For all academic staff, the University of Leicester has the largest disparity once specialist institutions are eliminated, with females earning 78.7 per cent of males’ salaries.
At some universities the disparity in professors’ pay drops as low as 83.6 per cent, and the report notes that Russell Group universities generally have a greater gender pay gap. The study, which examines both further and higher education, found that unless the rate of progress seen over the last ten years changes, the gender pay gap could remain until 2050.

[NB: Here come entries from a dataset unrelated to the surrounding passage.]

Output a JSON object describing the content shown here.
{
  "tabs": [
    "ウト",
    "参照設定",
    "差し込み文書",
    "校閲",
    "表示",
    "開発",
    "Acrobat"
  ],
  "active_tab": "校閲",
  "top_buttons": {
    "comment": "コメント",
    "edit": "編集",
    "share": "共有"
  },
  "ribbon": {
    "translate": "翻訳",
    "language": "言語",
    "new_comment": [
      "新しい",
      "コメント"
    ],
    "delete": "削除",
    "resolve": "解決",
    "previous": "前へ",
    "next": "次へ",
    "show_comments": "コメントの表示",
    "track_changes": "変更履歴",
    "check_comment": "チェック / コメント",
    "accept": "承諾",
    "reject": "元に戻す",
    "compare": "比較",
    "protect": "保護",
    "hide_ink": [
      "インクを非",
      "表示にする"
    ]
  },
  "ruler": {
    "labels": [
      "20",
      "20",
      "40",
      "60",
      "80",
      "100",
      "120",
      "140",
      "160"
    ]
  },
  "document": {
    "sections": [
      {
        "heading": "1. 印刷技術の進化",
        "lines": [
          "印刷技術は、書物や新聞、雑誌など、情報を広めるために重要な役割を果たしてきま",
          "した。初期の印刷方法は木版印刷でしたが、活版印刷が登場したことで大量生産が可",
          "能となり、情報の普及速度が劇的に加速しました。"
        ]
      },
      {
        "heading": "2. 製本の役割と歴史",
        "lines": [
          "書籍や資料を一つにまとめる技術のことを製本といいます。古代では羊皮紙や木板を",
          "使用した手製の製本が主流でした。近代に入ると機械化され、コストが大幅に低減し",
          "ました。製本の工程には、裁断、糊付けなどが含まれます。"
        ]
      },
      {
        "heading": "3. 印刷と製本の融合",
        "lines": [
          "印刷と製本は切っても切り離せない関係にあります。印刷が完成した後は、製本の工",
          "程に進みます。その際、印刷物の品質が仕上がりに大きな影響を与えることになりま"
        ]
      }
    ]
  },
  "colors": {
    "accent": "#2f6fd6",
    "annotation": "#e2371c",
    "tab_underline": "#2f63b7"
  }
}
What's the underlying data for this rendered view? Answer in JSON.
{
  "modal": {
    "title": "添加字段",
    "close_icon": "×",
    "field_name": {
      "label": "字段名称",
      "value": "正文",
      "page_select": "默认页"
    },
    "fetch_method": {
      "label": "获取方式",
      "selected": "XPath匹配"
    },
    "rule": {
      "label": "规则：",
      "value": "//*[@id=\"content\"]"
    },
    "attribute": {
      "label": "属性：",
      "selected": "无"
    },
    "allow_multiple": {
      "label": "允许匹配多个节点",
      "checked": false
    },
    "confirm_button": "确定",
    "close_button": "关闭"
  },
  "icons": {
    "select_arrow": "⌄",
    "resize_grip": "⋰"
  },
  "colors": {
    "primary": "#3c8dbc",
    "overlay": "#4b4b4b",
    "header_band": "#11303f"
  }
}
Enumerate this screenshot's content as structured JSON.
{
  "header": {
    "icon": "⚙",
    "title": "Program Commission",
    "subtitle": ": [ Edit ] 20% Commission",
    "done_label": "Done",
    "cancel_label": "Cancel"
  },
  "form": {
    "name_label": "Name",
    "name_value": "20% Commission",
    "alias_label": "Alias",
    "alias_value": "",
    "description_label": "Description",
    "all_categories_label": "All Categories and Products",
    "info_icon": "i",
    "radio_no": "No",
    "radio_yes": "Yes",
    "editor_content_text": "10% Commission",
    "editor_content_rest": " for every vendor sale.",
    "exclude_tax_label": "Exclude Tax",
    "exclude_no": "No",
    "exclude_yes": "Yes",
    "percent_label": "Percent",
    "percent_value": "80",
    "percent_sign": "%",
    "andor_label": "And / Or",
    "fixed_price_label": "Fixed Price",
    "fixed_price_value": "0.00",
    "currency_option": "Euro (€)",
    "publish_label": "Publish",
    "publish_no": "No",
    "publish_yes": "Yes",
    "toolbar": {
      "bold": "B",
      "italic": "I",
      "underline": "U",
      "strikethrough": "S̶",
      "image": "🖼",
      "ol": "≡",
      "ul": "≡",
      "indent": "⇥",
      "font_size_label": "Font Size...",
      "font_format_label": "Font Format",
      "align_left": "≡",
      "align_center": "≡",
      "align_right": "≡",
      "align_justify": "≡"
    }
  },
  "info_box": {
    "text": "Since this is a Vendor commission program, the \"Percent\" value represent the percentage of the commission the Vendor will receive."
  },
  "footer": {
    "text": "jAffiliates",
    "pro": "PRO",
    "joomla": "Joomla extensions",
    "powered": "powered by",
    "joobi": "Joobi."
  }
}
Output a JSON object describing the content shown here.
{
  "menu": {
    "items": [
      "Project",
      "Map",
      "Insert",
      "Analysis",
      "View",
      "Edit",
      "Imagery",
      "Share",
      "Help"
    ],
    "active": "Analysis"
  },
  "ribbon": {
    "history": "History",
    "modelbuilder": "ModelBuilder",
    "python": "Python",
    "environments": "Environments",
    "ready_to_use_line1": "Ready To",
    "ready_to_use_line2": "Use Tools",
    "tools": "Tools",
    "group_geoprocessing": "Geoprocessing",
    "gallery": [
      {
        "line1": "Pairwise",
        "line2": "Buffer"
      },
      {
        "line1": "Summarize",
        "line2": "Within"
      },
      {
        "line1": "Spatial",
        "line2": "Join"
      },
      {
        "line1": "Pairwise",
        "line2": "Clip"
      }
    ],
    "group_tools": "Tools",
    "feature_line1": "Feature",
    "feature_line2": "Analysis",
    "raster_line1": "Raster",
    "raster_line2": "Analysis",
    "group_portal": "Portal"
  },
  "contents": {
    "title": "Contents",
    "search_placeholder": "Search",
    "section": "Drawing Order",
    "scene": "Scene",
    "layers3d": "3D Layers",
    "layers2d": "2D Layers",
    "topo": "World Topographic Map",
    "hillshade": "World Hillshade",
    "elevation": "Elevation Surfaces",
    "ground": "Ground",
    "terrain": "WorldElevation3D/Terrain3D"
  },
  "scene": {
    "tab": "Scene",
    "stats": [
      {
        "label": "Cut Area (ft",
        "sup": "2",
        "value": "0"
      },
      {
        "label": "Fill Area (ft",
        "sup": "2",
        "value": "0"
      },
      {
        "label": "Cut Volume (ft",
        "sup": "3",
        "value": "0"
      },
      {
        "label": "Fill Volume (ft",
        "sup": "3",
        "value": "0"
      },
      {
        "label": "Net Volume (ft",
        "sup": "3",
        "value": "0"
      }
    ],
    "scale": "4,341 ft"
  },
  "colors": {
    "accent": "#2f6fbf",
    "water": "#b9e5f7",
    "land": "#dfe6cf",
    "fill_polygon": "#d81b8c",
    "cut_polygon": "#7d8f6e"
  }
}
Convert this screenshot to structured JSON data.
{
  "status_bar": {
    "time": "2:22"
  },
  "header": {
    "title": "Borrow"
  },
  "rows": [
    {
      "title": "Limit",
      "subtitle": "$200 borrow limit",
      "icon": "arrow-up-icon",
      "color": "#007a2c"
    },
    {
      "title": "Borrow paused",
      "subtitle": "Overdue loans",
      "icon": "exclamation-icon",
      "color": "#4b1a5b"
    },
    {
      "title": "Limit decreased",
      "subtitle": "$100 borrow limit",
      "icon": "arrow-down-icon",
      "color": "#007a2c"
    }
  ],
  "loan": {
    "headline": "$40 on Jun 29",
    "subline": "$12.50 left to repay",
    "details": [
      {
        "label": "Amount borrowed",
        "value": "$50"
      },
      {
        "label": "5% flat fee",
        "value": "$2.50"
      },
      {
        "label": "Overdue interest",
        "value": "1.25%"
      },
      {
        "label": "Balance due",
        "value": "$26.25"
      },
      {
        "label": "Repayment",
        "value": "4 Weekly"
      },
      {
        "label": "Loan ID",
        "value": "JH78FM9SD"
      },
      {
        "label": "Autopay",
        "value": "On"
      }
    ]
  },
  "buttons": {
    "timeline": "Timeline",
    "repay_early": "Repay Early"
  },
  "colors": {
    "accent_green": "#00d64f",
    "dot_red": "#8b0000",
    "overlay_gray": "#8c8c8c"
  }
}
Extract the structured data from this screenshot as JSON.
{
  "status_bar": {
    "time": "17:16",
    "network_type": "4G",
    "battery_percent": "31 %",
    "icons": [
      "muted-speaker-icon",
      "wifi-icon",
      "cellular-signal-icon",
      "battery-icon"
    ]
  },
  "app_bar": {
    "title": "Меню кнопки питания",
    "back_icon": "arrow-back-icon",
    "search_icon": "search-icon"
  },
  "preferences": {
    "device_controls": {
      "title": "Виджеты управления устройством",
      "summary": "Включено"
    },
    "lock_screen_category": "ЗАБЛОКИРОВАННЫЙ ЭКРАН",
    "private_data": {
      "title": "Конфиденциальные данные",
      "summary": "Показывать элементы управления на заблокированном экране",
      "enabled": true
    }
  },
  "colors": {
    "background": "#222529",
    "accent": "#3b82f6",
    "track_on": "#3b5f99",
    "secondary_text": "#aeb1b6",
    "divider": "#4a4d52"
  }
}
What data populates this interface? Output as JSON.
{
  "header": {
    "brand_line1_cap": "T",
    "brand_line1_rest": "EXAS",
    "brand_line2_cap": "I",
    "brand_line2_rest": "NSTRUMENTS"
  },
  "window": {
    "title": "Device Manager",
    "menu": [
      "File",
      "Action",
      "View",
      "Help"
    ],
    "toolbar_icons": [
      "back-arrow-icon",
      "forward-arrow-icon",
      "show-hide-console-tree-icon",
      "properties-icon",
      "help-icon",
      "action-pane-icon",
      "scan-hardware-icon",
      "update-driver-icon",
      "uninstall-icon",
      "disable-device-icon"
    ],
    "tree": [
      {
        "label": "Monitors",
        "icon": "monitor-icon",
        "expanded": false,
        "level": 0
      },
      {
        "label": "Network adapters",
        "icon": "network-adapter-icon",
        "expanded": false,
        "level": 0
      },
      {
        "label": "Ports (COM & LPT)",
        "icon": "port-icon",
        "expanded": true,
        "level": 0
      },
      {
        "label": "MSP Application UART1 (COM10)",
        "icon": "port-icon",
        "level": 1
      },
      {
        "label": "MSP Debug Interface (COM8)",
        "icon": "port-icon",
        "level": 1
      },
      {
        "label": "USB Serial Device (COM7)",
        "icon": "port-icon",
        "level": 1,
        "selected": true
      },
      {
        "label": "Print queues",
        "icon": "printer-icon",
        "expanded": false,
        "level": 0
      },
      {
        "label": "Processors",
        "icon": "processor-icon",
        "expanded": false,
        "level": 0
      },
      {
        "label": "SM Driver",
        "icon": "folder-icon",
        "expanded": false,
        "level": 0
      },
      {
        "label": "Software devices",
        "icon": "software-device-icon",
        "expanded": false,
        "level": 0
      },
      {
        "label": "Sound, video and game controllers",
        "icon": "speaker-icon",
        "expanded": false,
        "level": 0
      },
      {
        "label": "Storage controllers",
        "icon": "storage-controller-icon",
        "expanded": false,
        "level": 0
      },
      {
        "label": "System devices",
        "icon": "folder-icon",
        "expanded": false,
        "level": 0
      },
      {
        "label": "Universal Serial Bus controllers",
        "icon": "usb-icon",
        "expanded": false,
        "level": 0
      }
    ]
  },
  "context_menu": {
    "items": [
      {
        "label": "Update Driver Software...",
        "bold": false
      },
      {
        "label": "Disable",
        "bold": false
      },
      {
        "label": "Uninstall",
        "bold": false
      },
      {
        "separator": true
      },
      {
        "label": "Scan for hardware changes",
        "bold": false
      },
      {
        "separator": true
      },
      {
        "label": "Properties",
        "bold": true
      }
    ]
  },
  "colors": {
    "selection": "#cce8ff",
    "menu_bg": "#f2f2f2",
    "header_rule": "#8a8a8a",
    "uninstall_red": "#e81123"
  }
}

UCU, who are striving to close the gender pay gap within further and higher education, outlines a four-point plan to end the pay gap within the report, including conducting equal pay audits and analysing the results, and working with the UCU to address any pay disparity. However, they note that many employers not only fail to stick to these steps, but do not even undertake equal pay reviews.
University of Manchester Students’ Union Women’s Officer, Jess Lishak, told The Tab: “It’s disappointing to see that not only are women underrepresented in the University, making up only 20 per cent of professors and 34 per cent of all academic staff, but that they are also paid less for the same job.
“The University should not only be a better and more equal employer, but they should also be setting an example to their students (who may well go on to be leaders and employers themselves) that regardless of gender there should be equal opportunities and their work should be valued the same.
“Until the university insists on paying its women staff the same as their male counterparts, perhaps they should be charging their women students 7.4 per cent less tuition fees as well.”
A University of Manchester spokesperson said: “The University of Manchester takes issues of equal pay very seriously. We conduct equal pay audits every two years, in accordance with guidance recommended by both the Equality and Human Rights Commission and the Joint Negotiating Committee for Higher Education Staff. These audits are overseen by a Joint Working Group comprising University and trade union representatives, including representatives from UCU. The audits examine pay differences by ethnicity and disability as well as by gender.
“The most recent of our audits shows that out of a possible 54 grades and categories examined, there are 47 with such a small pay gap that there is no need for further attention. There are also no significant gaps for staff in grades 1-8 across gender, ethnicity and disability. For the pay zones in which a vast majority of our professorial staff are paid, the gender pay gap is negligible (less than 1%) and overall, the gap is 5%. 23% of our professorial staff are women, though we have a target, which is supported by a number of measures, to achieve much greater gender balance.
“The audit shows that the University’s implementation and application of Higher Education Role Analysis—a standard for higher and further education institutions—and the associated pay structures provide a framework within which the University continues to provide equal pay for like work. This means that it is continuing to meet its obligations in this area under the provisions of the Equality Act.
“The University has developed and is maintaining a fair and equitable reward system and, in so doing, is supporting its equality objectives in a critical and measurable way.”